The best video I could find on the subject was by this YouTuber Athleanx

He points out that the plantar muscle under the foot is being used for projection in walking and running. The reason being that the heel bone (calcaneus) needs to be kicking outward when the foot lands in propulsion to adapt to the ground. When it propulses it needs to rotate inward to lock the metacarpals together to provide a rigid projection lever.

1st Reason

Jeff says the reason this happens is that if the calf muscles are tight, then there is a timing issue and the calcaneus does not rotate inward on propulsion. The foot stays flexible and the plantar muscle is used for projection. He gives exercises on how to stretch the calves for correcting this movement.

2nd reason

If your calf is loose then it could be the gluteus medius. He gives exercises for this. Jeff shows how o exercise the gluteus medius in this video

3rd reason

The upper torso is rotating with the walking gape, but can not turn back rapidly enough. This causes another timing issue as it all translates down to the calcaneus not rotating inward on projection. He says we need to fix our thoracic extension.

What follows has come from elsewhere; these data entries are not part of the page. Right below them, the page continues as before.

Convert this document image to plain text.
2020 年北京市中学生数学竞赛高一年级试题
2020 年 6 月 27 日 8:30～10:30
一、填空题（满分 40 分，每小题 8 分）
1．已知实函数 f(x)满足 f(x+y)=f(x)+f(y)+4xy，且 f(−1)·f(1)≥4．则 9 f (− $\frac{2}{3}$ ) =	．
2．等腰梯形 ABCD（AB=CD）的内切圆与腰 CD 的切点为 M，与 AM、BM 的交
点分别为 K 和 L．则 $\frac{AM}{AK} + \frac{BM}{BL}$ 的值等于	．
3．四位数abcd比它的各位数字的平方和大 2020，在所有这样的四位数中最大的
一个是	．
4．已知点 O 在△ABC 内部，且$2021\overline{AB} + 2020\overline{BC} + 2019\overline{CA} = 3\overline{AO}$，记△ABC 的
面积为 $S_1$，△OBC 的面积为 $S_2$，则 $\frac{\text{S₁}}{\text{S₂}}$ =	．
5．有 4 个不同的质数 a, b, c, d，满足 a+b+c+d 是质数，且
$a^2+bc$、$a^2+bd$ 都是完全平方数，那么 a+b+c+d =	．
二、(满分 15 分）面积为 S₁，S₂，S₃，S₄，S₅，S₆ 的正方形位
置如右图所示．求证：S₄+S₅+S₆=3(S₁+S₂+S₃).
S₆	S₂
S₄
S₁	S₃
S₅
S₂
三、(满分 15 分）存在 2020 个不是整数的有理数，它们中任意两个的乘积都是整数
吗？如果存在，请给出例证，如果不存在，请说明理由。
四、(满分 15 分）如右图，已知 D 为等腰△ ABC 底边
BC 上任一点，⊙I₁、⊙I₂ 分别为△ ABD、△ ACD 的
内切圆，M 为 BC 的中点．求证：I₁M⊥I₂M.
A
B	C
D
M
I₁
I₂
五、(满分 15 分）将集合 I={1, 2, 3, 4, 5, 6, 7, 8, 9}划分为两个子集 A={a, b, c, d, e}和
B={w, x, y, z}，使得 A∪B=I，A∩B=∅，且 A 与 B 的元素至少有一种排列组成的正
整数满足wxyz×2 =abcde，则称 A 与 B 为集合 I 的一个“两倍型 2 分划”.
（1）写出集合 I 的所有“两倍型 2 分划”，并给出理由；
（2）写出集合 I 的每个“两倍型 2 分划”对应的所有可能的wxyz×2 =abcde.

Jeff says to fix the posture first and he gives 4 steps in this video

  1. Fix the rounded upper back Thoracic spine – broomstick always keeping one side on the floor.
  2. Fix rounded shoulders – Face pulls – Thumbs up and back
  3. Nerd neck fix – Tennis ball under chin and weight on forehead. Back and up to flat. Tuck the chin back to activate the deep neck flexors (Longus Colli)
  4. Fixing the pelvis if your hamstrings are tight. – Hamstring / calf stretch with arm extension forward – This may not be everyones issue – does not fix anterior pelvic tilt.

My trials at fixing PF

Rewatching this video whilst writing this post, I realised that I’d forgotten a lot of what Jeff had said. Thus I’ll be incorporating into my regular exercises.

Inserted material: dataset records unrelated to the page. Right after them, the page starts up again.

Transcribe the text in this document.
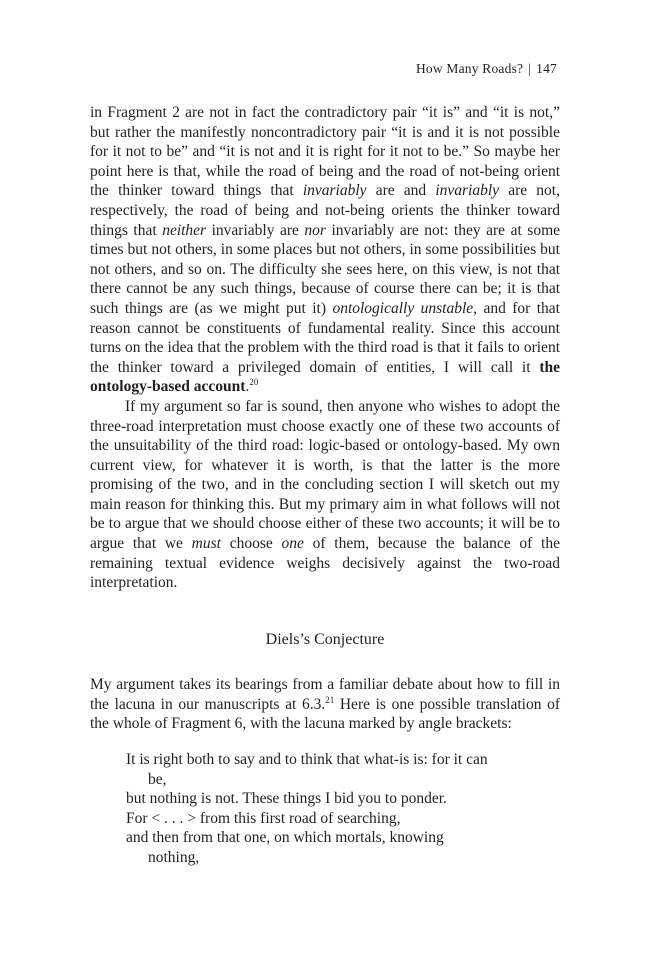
How Many Roads? | 147

in Fragment 2 are not in fact the contradictory pair “it is” and “it is not,” but rather the manifestly noncontradictory pair “it is and it is not possible for it not to be” and “it is not and it is right for it not to be.” So maybe her point here is that, while the road of being and the road of not-being orient the thinker toward things that invariably are and invariably are not, respectively, the road of being and not-being orients the thinker toward things that neither invariably are nor invariably are not: they are at some times but not others, in some places but not others, in some possibilities but not others, and so on. The difficulty she sees here, on this view, is not that there cannot be any such things, because of course there can be; it is that such things are (as we might put it) ontologically unstable, and for that reason cannot be constituents of fundamental reality. Since this account turns on the idea that the problem with the third road is that it fails to orient the thinker toward a privileged domain of entities, I will call it the ontology-based account.$^{20}$

If my argument so far is sound, then anyone who wishes to adopt the three-road interpretation must choose exactly one of these two accounts of the unsuitability of the third road: logic-based or ontology-based. My own current view, for whatever it is worth, is that the latter is the more promising of the two, and in the concluding section I will sketch out my main reason for thinking this. But my primary aim in what follows will not be to argue that we should choose either of these two accounts; it will be to argue that we must choose one of them, because the balance of the remaining textual evidence weighs decisively against the two-road interpretation.

Diels’s Conjecture

My argument takes its bearings from a familiar debate about how to fill in the lacuna in our manuscripts at 6.3.21 Here is one possible translation of the whole of Fragment 6, with the lacuna marked by angle brackets:

It is right both to say and to think that what-is is: for it can
be,
but nothing is not. These things I bid you to ponder.
For < . . . > from this first road of searching,
and then from that one, on which mortals, knowing
nothing,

However, I think the Plantar fasciitis came about because I’d had time away from any activity when I moved to Brisbane for a while. I was not training like I normally do and I was sitting on a chair in front of a laptop computer all day. I think the sitting in front of a computer all day seriously slows the blood flow to the calves via the underside of the leg. It’s not an issue if you’re doing decent regular exercise, but the subtle restriction of a chair all day long adds up over time. Several months later I decided to get back into exercise. I did all my normal stretching and then jogging. Thing about being fit once before is that your brain still thinks it is where it was fitness wise. I think this is where plantar fasciitis started.

Fascia stretching

An interesting point I just learnt. The muscle can start to stretch out in over 30 seconds, but the fascia needs at least 2 minutes per stretch.

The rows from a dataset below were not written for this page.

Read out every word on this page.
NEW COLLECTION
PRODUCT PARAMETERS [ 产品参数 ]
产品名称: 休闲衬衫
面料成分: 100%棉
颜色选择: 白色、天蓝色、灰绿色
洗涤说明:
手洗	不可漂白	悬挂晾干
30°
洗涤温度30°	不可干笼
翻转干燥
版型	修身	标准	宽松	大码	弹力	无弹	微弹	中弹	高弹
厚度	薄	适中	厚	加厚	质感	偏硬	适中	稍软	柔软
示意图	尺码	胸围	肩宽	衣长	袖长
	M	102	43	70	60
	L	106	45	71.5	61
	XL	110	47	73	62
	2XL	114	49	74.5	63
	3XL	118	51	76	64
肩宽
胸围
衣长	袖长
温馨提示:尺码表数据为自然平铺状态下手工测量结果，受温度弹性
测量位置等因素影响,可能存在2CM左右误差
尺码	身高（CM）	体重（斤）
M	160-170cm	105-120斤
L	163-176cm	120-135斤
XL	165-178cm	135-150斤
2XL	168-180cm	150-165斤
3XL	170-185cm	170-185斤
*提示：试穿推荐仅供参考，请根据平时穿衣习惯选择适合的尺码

Bike riding to loosen muscles below the knee

Also I used to ride for at least half an hour per day in hilly country. Recently I’d only been riding for a maximum of 15 minute bursts in flat country. Thus the blood flow to the whole leg region doesn’t really get going. In my opinion I don’t think bike riding get blood flow in the legs happening till you’ve been in the saddle for at least 30 minutes with at least 8-10 minutes of that being uphill. When I say uphill I mean that you should be sweating after a ride on a 20 degree celcius day at at least 50% humidity.

4 days ago my lower calves (soleous) were so tight that the muscles were lumpy . After 3 days of riding the muscle tissue is smooth once again. That’s 25-35minutes out and the same again back. After the 1st days ride the sore heel was worse in the morning, but I figured that was because I am unfit. The days after were better.

Stretching before stepping out of bed in the morning

The other note which seemed to be a major point in why it went away before was that I’d stretch before getting out of bed. Spending a few minutes pulling my toes back. I really think this reduced the pain standing out of bed first thing and that pain might have been the fascia around the soleus retearing.

This time when it came back a few weeks ago. I’d been unfit. I rode the bike on the flat <15minutes to the gym and did a legs workout. I think squats to the floor must have done it, but also just generally not being warmed up enough from a decently long aerobic bike ride.